SAN FRANCISCO – Names, addresses, dates of birth and other information about Chicago’s 1.8 million registered voters were left exposed and publicly available online on an Amazon AWS server for an unknown period of time, the Chicago Board of Election Commissions said.

The database file was discovered on Friday by a security researcher at Upguard, a company that evaluates cyber risk. The company alerted election officials in Chicago on Saturday and the file was taken down three hours later. The exposure was first made public on Thursday.

The database was not overseen by the Chicago Board of Election but instead Election Systems & Software, an Omaha, Neb.-based contractor that provides election equipment and software to election officials nationwide.

The voter data was a backup file stored on Amazon’s AWS servers and included about 1.8 million names, addresses, dates of birth, partial Social Security numbers, and in some cases, driver's license and state ID numbers, Election Systems & Software said in a statement.

Amazon's AWS cloud service provides online storage, but configuring the security settings for that service is up to user and is not set by Amazon. The default for all of AWS' cloud storage is to be secure, so someone within ES&S would have had to choose to configure it as public.

The company is in the process of reviewing all procedures and protocols, including those of its vendors, to ensure all data and systems are secure and prevent similar situations from occurring," it said in a statement.

No ballot information or vote totals were included in the database files and the information was not connected to Chicago's voting or tabulation systems, the company said.

“We were deeply troubled to learn of this incident, and very relieved to have it contained quickly,” said Chicago Election Board Chairwoman Marisel Hernandez. “We have been in steady contact with ES&S to order and review the steps that must be taken, including the investigation of ES&S’s AWS server," she said.

The database was discovered by Upguard's director of strategy Jon Hendren. The company provides cyber surveillance and resilience support and routinely scans for open and misconfigured files online and on AWS, which is how the Chicago voter database was discovered.
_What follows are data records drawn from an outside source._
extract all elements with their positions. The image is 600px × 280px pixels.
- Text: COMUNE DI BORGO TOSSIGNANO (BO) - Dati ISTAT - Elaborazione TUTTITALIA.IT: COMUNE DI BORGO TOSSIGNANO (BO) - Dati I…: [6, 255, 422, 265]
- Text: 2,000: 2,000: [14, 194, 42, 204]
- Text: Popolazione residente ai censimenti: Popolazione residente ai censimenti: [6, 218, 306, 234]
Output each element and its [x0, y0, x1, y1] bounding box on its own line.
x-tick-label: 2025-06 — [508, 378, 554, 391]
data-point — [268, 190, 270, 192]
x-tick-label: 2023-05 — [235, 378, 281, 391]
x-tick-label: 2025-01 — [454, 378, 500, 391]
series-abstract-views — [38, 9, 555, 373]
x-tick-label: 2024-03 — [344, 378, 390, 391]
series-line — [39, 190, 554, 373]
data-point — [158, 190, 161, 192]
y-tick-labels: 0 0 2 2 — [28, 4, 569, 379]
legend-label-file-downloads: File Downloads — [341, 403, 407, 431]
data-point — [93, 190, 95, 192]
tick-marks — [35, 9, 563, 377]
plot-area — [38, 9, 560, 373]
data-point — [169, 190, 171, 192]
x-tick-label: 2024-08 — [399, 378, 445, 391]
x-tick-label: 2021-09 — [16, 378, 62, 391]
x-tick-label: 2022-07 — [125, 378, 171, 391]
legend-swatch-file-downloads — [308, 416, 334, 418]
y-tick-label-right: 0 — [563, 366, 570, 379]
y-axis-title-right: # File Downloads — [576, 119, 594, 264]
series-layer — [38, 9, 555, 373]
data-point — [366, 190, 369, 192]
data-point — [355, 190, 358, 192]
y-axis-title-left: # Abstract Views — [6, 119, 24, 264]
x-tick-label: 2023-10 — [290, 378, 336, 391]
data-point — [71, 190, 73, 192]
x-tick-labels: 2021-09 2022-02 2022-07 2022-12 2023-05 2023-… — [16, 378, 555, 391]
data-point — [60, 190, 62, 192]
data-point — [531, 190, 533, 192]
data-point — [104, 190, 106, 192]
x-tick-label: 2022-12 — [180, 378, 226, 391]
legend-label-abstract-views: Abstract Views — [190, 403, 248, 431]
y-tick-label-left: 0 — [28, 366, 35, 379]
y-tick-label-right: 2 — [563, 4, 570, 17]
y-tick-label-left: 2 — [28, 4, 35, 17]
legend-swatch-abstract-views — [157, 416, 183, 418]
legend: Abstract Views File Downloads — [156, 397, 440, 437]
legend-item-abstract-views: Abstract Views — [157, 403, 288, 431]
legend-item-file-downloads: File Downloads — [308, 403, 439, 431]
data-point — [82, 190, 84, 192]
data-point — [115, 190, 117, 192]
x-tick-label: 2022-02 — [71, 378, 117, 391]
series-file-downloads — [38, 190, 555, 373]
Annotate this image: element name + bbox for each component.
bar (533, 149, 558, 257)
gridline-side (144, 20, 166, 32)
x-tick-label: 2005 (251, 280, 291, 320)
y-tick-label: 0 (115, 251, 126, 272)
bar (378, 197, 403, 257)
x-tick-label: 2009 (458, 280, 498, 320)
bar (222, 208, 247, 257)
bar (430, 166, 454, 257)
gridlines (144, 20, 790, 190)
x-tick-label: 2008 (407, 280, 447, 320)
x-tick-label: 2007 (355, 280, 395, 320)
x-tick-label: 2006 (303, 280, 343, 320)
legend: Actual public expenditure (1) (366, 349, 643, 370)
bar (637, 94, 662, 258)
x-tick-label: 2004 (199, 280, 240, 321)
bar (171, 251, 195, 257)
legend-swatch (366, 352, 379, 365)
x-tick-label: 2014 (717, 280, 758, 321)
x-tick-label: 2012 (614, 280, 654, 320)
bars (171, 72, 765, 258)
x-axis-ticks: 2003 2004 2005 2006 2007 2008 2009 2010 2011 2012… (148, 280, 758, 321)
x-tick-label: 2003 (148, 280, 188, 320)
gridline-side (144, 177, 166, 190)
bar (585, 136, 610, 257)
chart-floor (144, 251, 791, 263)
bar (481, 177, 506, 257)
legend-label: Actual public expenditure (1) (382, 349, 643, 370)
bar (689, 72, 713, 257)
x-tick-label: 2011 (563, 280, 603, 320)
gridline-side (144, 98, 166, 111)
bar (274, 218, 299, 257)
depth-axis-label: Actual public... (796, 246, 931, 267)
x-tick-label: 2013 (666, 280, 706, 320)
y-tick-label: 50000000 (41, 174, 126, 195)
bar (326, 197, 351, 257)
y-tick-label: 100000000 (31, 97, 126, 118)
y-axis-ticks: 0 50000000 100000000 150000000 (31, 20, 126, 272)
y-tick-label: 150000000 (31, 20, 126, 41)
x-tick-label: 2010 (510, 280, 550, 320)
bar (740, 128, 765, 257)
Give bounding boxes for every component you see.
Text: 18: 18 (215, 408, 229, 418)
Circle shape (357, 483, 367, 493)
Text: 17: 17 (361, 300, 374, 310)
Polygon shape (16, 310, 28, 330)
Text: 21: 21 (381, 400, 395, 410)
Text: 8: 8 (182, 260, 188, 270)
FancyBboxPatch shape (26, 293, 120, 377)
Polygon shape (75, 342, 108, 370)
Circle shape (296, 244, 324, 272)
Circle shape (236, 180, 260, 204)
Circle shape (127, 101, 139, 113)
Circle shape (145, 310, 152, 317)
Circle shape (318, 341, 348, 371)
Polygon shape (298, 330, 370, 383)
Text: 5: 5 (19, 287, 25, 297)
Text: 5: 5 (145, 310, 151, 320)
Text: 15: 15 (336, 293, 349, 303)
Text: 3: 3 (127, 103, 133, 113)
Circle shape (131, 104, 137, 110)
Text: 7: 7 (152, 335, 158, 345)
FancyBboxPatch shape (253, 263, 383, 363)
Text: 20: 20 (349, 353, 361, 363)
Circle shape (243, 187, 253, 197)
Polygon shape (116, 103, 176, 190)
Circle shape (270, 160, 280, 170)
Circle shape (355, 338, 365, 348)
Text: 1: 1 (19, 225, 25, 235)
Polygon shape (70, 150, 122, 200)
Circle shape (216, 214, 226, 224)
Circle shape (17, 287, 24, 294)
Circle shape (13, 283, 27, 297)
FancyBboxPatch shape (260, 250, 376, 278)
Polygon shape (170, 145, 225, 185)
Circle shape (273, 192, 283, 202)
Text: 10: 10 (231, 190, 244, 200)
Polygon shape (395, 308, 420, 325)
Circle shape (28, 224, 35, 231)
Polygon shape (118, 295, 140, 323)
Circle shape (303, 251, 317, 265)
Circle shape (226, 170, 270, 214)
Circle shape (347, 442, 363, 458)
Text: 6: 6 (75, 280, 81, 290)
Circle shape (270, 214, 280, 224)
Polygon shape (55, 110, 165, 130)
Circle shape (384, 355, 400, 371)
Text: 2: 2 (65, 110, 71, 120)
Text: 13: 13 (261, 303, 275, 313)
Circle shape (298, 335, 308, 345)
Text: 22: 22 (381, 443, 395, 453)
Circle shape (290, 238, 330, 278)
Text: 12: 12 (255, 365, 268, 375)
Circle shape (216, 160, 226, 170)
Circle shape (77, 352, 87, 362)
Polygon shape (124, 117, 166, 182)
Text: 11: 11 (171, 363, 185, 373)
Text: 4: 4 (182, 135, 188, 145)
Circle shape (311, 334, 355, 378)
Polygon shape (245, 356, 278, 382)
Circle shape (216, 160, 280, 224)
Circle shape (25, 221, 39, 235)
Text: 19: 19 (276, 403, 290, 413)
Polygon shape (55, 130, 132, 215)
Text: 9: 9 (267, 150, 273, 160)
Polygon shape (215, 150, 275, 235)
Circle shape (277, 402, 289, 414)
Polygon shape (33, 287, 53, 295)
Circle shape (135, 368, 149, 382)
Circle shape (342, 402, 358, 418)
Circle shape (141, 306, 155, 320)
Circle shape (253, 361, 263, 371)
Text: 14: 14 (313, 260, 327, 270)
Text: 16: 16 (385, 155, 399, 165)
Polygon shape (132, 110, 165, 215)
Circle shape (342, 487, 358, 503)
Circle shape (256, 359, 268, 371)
The database also included an encrypted version of passwords for ES&S employee accounts. The encryption was strong enough to keep out a casual hacker but by no means impenetrable, said Henden.

“It would take a nation-state, but it could be done if you have sufficient computing power,” he said. “The worse case scenario is that they could be completely infiltrated right now,” he said.

The incident is an example of the potential problems raised by an increasingly networked and connected voting system whose security systems have not necessarily kept up — especially at a time when Russia is known to be probing U.S. election systems.

The exposure is much broader than the issue of personal information about 1.8 million Chicago voters being available online because Election Systems & Software is the largest vendor of voting systems in the United States, said Susan Greenhalgh, an election specialist with Verified Voting, a non-partisan election integrity non-profit.

“Not only does ES&S provide the voting equipment, in many jurisdictions ES&S programs and helps to run the equipment for election officials. If the breach in Chicago is an indicator of ES&S's security competence, it raises a lot of questions about their ability to keep both the voting systems they run and their own networks secure,” she said.

“Every copy of data is a liability, and as it becomes easier, faster, and cheaper to transmit, store, and share data, these problems will get worse,” said Ben Johnson, chief technical officer at California-based Obsidian Security, and a Chicago voter.

Given that Russia probed at least 38 state voter databases prior to the 2016 election according to federal officials, however obscure the Chicago data base might have been it still represented a risk, he said.

"It’s hard to say malicious actors have found the data, but it is likely some were already hunting for it. Now, with more headlines and more examples of where to look, you can bet that malicious actors have already written the equivalent of search engines to more automatically find these hidden treasures of sensitive data," Johnson said.